Sunday, August 26, 2012

Will implicating those on public assistance as primary suspects hurt those who need it most? My answer is - YES.


If the statistics are true, then you still cannot blame 100% of the people who use assistance.

Blame the ones who commit the crime. (If caught) make them ineligible from ever using assistance in the future. But just because 80-90% of this particular crime are on assistance, doesn't mean you can vilify 100% of the group - because there are plenty of people who just need a boost, and do not (nor intend to ever) live their lives permanently on the dole.  I see this as the start to another kind of class warfare that we do not need introduced during such hard economic times.
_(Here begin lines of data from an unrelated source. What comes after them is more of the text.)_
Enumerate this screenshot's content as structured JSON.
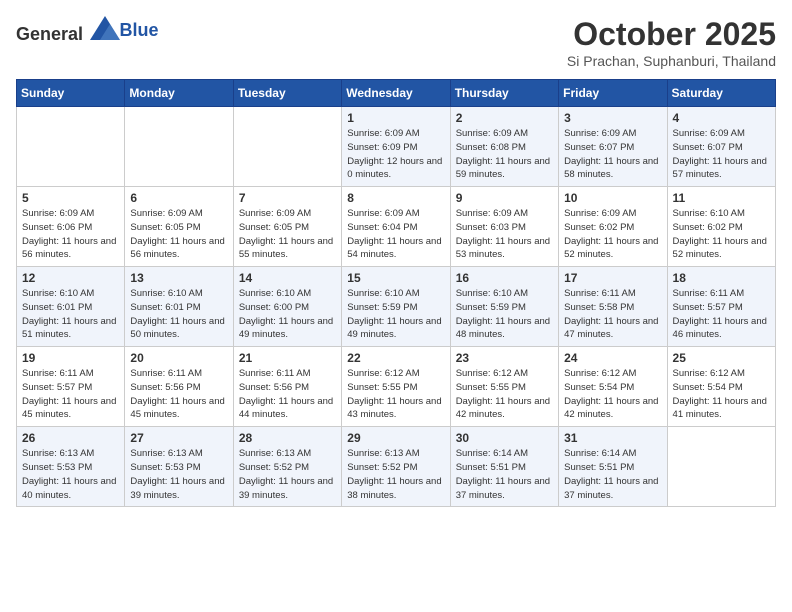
{
  "header": {
    "logo_general": "General",
    "logo_blue": "Blue",
    "title": "October 2025",
    "subtitle": "Si Prachan, Suphanburi, Thailand"
  },
  "days_of_week": [
    "Sunday",
    "Monday",
    "Tuesday",
    "Wednesday",
    "Thursday",
    "Friday",
    "Saturday"
  ],
  "weeks": [
    [
      {
        "day": "",
        "info": ""
      },
      {
        "day": "",
        "info": ""
      },
      {
        "day": "",
        "info": ""
      },
      {
        "day": "1",
        "info": "Sunrise: 6:09 AM\nSunset: 6:09 PM\nDaylight: 12 hours\nand 0 minutes."
      },
      {
        "day": "2",
        "info": "Sunrise: 6:09 AM\nSunset: 6:08 PM\nDaylight: 11 hours\nand 59 minutes."
      },
      {
        "day": "3",
        "info": "Sunrise: 6:09 AM\nSunset: 6:07 PM\nDaylight: 11 hours\nand 58 minutes."
      },
      {
        "day": "4",
        "info": "Sunrise: 6:09 AM\nSunset: 6:07 PM\nDaylight: 11 hours\nand 57 minutes."
      }
    ],
    [
      {
        "day": "5",
        "info": "Sunrise: 6:09 AM\nSunset: 6:06 PM\nDaylight: 11 hours\nand 56 minutes."
      },
      {
        "day": "6",
        "info": "Sunrise: 6:09 AM\nSunset: 6:05 PM\nDaylight: 11 hours\nand 56 minutes."
      },
      {
        "day": "7",
        "info": "Sunrise: 6:09 AM\nSunset: 6:05 PM\nDaylight: 11 hours\nand 55 minutes."
      },
      {
        "day": "8",
        "info": "Sunrise: 6:09 AM\nSunset: 6:04 PM\nDaylight: 11 hours\nand 54 minutes."
      },
      {
        "day": "9",
        "info": "Sunrise: 6:09 AM\nSunset: 6:03 PM\nDaylight: 11 hours\nand 53 minutes."
      },
      {
        "day": "10",
        "info": "Sunrise: 6:09 AM\nSunset: 6:02 PM\nDaylight: 11 hours\nand 52 minutes."
      },
      {
        "day": "11",
        "info": "Sunrise: 6:10 AM\nSunset: 6:02 PM\nDaylight: 11 hours\nand 52 minutes."
      }
    ],
    [
      {
        "day": "12",
        "info": "Sunrise: 6:10 AM\nSunset: 6:01 PM\nDaylight: 11 hours\nand 51 minutes."
      },
      {
        "day": "13",
        "info": "Sunrise: 6:10 AM\nSunset: 6:01 PM\nDaylight: 11 hours\nand 50 minutes."
      },
      {
        "day": "14",
        "info": "Sunrise: 6:10 AM\nSunset: 6:00 PM\nDaylight: 11 hours\nand 49 minutes."
      },
      {
        "day": "15",
        "info": "Sunrise: 6:10 AM\nSunset: 5:59 PM\nDaylight: 11 hours\nand 49 minutes."
      },
      {
        "day": "16",
        "info": "Sunrise: 6:10 AM\nSunset: 5:59 PM\nDaylight: 11 hours\nand 48 minutes."
      },
      {
        "day": "17",
        "info": "Sunrise: 6:11 AM\nSunset: 5:58 PM\nDaylight: 11 hours\nand 47 minutes."
      },
      {
        "day": "18",
        "info": "Sunrise: 6:11 AM\nSunset: 5:57 PM\nDaylight: 11 hours\nand 46 minutes."
      }
    ],
    [
      {
        "day": "19",
        "info": "Sunrise: 6:11 AM\nSunset: 5:57 PM\nDaylight: 11 hours\nand 45 minutes."
      },
      {
        "day": "20",
        "info": "Sunrise: 6:11 AM\nSunset: 5:56 PM\nDaylight: 11 hours\nand 45 minutes."
      },
      {
        "day": "21",
        "info": "Sunrise: 6:11 AM\nSunset: 5:56 PM\nDaylight: 11 hours\nand 44 minutes."
      },
      {
        "day": "22",
        "info": "Sunrise: 6:12 AM\nSunset: 5:55 PM\nDaylight: 11 hours\nand 43 minutes."
      },
      {
        "day": "23",
        "info": "Sunrise: 6:12 AM\nSunset: 5:55 PM\nDaylight: 11 hours\nand 42 minutes."
      },
      {
        "day": "24",
        "info": "Sunrise: 6:12 AM\nSunset: 5:54 PM\nDaylight: 11 hours\nand 42 minutes."
      },
      {
        "day": "25",
        "info": "Sunrise: 6:12 AM\nSunset: 5:54 PM\nDaylight: 11 hours\nand 41 minutes."
      }
    ],
    [
      {
        "day": "26",
        "info": "Sunrise: 6:13 AM\nSunset: 5:53 PM\nDaylight: 11 hours\nand 40 minutes."
      },
      {
        "day": "27",
        "info": "Sunrise: 6:13 AM\nSunset: 5:53 PM\nDaylight: 11 hours\nand 39 minutes."
      },
      {
        "day": "28",
        "info": "Sunrise: 6:13 AM\nSunset: 5:52 PM\nDaylight: 11 hours\nand 39 minutes."
      },
      {
        "day": "29",
        "info": "Sunrise: 6:13 AM\nSunset: 5:52 PM\nDaylight: 11 hours\nand 38 minutes."
      },
      {
        "day": "30",
        "info": "Sunrise: 6:14 AM\nSunset: 5:51 PM\nDaylight: 11 hours\nand 37 minutes."
      },
      {
        "day": "31",
        "info": "Sunrise: 6:14 AM\nSunset: 5:51 PM\nDaylight: 11 hours\nand 37 minutes."
      },
      {
        "day": "",
        "info": ""
      }
    ]
  ]
}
This article does not overtly incite this type of thinking, but, I do see it as the precursor to what can go down a very ugly road.


20 Aug 2012
Herald Tribune
Tax refund fraud linked to some living on welfare

Last summer, the state sent a notice to a felon's apartment, reminding Jerry Myea Lee that his food stamps would dry up if he did not reapply.

The form letter spit out other offers. Did he need child support? A telephone discount? How about an Earned Income Tax Credit? Lee, then 36, kept the paper.

As a teenager, he had grown 10 inches eating state-paid food in prison. Each time he got in trouble and pleaded poverty -- robbery, then drugs and guns -- the public paid for his lawyers. His state and federal incarcerations cost taxpayers almost $300,000.

He was a free man on July 6, 2011, cruising around Tampa in a rented Dodge Charger, when, during a traffic stop, a police dog got a whiff of weed.

In a bag behind the driver's seat, officers found Lee's food stamps letter -- and $30,980 in cash. Eleven days later, he was caught in Orlando with a U.S. Treasury check made out to someone else.
Tampa police suspect his cash had roots in tax refund fraud, which has drained billions of dollars from the U.S. Treasury.

If so, it came from the same beleaguered source that has paid to feed, house and defend Lee all these years. You.

Tampa police estimate that 80 to 90 percent of the tax refund fraud they encounter is committed by people on public assistance.

"The people who are benefiting most from our taxes are the ones doing it," said police spokeswoman Andrea Davis.